Khadjimba, 56, told the Moscow-based Izvestia daily he hopes that the new treaty will embrace problems of security and state border, as well as social and many other issues important for Abkhazia.

He recalled his country’s vital strategic location and described the relationship between Abkhazia and Russia as “the one between friendly states and strategic partners.”

Khadjimba, who was an inspirer of the protests actions on May 27 and May 28, when the people discontent with former president seized the presidential residence, said the way his predecessors had used Russian financial aid gave rise to a number of questions.

“These finances should have had a totally different effect on the situation in this country but, unfortunately, they didn’t,” he said.

A former KGB officer and the commander of Abkhazian counter-intelligence during the Georgian-Abkhazian armed conflict of 1992 and 1993, Khadjimba said a number of materials pertaining to the activity of the previous government had been gathered and submitted to the office of the Prosecutor General’s Office.

“New materials will be submitted there in the future, too,” he said.

Khadjimba believes that Abkhazia stands in need of a change of balance among the branches of power, as a part of presidential powers should clearly go over to parliament. This does not mean in any way that the President will be deprived of functions and powers.
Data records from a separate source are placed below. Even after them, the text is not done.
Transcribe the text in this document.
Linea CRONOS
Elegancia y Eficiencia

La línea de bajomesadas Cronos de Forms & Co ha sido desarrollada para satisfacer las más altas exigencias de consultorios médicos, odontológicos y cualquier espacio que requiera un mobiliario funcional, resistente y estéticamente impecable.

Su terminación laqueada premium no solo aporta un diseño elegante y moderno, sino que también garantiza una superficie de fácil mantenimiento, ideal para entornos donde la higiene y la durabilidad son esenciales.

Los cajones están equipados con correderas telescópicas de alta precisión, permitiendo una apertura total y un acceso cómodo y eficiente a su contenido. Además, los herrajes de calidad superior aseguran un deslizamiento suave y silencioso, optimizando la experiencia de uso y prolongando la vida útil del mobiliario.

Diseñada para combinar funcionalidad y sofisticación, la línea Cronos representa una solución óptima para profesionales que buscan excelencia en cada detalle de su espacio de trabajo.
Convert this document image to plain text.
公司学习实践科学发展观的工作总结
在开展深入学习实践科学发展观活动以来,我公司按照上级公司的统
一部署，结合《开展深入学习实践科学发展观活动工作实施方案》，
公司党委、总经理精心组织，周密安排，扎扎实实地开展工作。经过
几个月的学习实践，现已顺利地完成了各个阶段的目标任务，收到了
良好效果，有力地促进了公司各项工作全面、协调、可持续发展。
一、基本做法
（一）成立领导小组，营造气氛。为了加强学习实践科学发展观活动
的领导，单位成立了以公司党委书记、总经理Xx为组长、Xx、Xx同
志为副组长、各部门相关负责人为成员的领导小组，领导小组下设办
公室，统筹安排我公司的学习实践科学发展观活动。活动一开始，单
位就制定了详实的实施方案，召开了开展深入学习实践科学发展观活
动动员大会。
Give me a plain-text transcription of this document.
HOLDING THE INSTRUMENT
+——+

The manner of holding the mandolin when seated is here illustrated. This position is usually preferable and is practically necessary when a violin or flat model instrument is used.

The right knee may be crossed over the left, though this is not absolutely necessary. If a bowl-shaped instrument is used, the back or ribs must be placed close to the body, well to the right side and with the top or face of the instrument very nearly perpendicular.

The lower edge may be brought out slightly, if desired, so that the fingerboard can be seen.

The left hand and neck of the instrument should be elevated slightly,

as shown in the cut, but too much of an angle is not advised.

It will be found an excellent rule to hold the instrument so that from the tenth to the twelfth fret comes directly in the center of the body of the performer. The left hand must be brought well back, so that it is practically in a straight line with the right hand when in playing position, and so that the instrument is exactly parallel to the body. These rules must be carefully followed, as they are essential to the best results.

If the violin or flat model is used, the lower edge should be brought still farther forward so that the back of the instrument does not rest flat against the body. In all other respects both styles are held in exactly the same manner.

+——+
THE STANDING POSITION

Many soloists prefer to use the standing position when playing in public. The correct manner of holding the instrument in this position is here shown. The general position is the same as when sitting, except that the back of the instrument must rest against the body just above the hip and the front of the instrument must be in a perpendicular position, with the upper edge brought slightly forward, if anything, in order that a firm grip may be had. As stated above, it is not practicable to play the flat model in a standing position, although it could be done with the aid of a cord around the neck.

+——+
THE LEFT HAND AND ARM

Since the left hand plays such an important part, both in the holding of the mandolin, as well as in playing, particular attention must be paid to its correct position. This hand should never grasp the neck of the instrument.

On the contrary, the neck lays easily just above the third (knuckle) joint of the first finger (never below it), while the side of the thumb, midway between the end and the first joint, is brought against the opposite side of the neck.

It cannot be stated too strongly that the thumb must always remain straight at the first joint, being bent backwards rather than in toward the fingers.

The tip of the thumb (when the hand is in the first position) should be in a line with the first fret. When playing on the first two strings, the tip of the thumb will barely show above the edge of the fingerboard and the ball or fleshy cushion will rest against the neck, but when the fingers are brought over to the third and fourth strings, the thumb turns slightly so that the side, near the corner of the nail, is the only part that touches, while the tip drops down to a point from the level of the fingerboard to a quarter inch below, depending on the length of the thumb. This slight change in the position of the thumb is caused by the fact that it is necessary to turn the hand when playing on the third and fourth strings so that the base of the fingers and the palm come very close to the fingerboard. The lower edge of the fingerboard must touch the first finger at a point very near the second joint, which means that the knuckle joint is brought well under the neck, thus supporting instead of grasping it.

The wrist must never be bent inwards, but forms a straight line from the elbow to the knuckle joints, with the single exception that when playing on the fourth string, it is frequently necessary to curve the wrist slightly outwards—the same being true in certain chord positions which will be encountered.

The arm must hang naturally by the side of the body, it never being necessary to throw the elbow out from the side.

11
“The head of state and members of parliament will be linked by appropriate provisions, which will enable them to cooperate better,” he said.

Khadjimba admitted that the people employed in Abkhazia’s once mighty tour industry do not have practically any stimuli today and “they need support and social guarantees, which will help them to praise their work higher.”

He proposes to promote new fields in tourism, including the development of new tourist sights, as an impressive number of natural and historical sites are located in the eastern parts of the country.

Khadjimba indicated among other things that Abkhazia has fair opportunities for ethnographic tourism. He said with a note of sadness that tourists are most attracted to his country by the Black Sea shore while the eastern parts of the countries remain in the grips of economic depression.

In addition to it, he said he would like to make Abkhazia an all-season tourist destination, “not the way it is now when the season lasts from May through to October.”

The presidential election was followed by a three-day vacation. As of Tuesday, the country begins to celebrate an anniversary of recognition of its independence from Georgia by Russia.